Uncrewed aircraft operated in a corridor connecting two California airports, testing Demand Capacity Balancing and Trajectory Flow Management within a federated network in the National Airspace System.

For the past year, ANRA Technologies has been conducting tests supporting the Federal Aviation Administration (FAA) Urban Air Mobility (UAM) Airspace Management Demonstration (UAMD) project that recently culminated with live flights in California. In collaboration with other industry partners, ANRA successfully provided airspace management services for Aurora Flight Sciences, a Boeing Company, optionally piloted Centaur aircraft that flew the 20-mile corridor between St Martin and Hollister airports in central California. ANRA supported the test as a Provider of Services for UAM (PSU) and included the development of an Operation Intent Management (OIM) service, a Demand Capacity Balancing (DCB) service, and a Cooperative Flow Management (CFM) gateway for Traffic Flow Management (TFM) informational ingest. In addition, ANRA hosted the project’s Discovery and Synchronization Service (DSS). 

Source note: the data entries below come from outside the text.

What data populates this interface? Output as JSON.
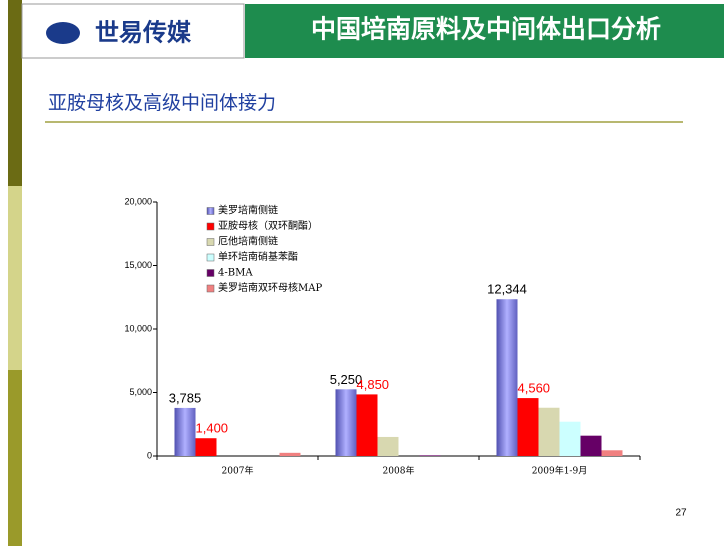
{
  "header": {
    "logo": "世易传媒",
    "title": "中国培南原料及中间体出口分析"
  },
  "subtitle": "亚胺母核及高级中间体接力",
  "page_number": "27",
  "chart_data": {
    "type": "bar",
    "categories": [
      "2007年",
      "2008年",
      "2009年1-9月"
    ],
    "series": [
      {
        "name": "美罗培南侧链",
        "color": "#8080e0",
        "values": [
          3785,
          5250,
          12344
        ],
        "value_labels": [
          "3,785",
          "5,250",
          "12,344"
        ]
      },
      {
        "name": "亚胺母核（双环酮酯）",
        "color": "#ff0000",
        "values": [
          1400,
          4850,
          4560
        ],
        "value_labels": [
          "1,400",
          "4,850",
          "4,560"
        ]
      },
      {
        "name": "厄他培南侧链",
        "color": "#d8d8b0",
        "values": [
          null,
          1500,
          3800
        ]
      },
      {
        "name": "单环培南硝基苯酯",
        "color": "#ccffff",
        "values": [
          null,
          null,
          2700
        ]
      },
      {
        "name": "4-BMA",
        "color": "#660066",
        "values": [
          null,
          50,
          1600
        ]
      },
      {
        "name": "美罗培南双环母核MAP",
        "color": "#f08080",
        "values": [
          250,
          null,
          450
        ]
      }
    ],
    "ylim": [
      0,
      20000
    ],
    "yticks": [
      0,
      {
        "value": 5000,
        "label": "5,000"
      },
      {
        "value": 10000,
        "label": "10,000"
      },
      {
        "value": 15000,
        "label": "15,000"
      },
      {
        "value": 20000,
        "label": "20,000"
      }
    ],
    "legend": "top-left"
  }
}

“There have been many meetings, numerous simulations and plenty of tests to ensure the safe operation of real aircraft flying while connected to the ANRA platform in the NAS,” stated David Murphy, UAMD Project Lead for ANRA. “The ANRA PSU, DCB and DSS worked great, but we have much more to learn on how we continue to integrate UAM operations in today’s air traffic system.”

The demonstration highlighted and validated UAM concepts to include exhibiting airspace management of UAM corridors and architecture components that support data exchanges in the ecosystem. The actions were performed in a dynamic environment wherein TFM constraints were placed on constrained resources within the operational corridor. In turn, the instantaneous status of the corridor’s resources was exchanged back to TFM, thereby closing the feedback loop of CFM’s response to TFM constraints. ANRA, and industry partners, shared information through standardized message protocols about each other’s hosted aircraft operations, providing demand capacity balancing technology and airspace management services to ensure corridor utilization did not exceed CFM or TFM management capabilities.

The testing included introducing corridor entry points (CEPs) that served as the points the aircraft used to transition to and from corridors enabling TFM and CFM. ANRA was responsible for deconflicting and managing the Centaur aircraft with another participating UAM aircraft provided by Reliable Robotics and simulated traffic. This operation was accomplished using the Federated Service Network that enabled information exchange between PSUs and FAA assets.

Industry technology partners included Reliable Robotics, Aurora Flight Sciences, a Boeing Company, and OneSky. Texas A&M University Corpus Christi Lone Star UAS Center of Excellence & Innovation provided test site operator support and Embry Riddle Aeronautical University was the overall project manager. The FAA was the project sponsor and provided air traffic controller expertise and support from their NexGen Integration and Evaluation Capability laboratory.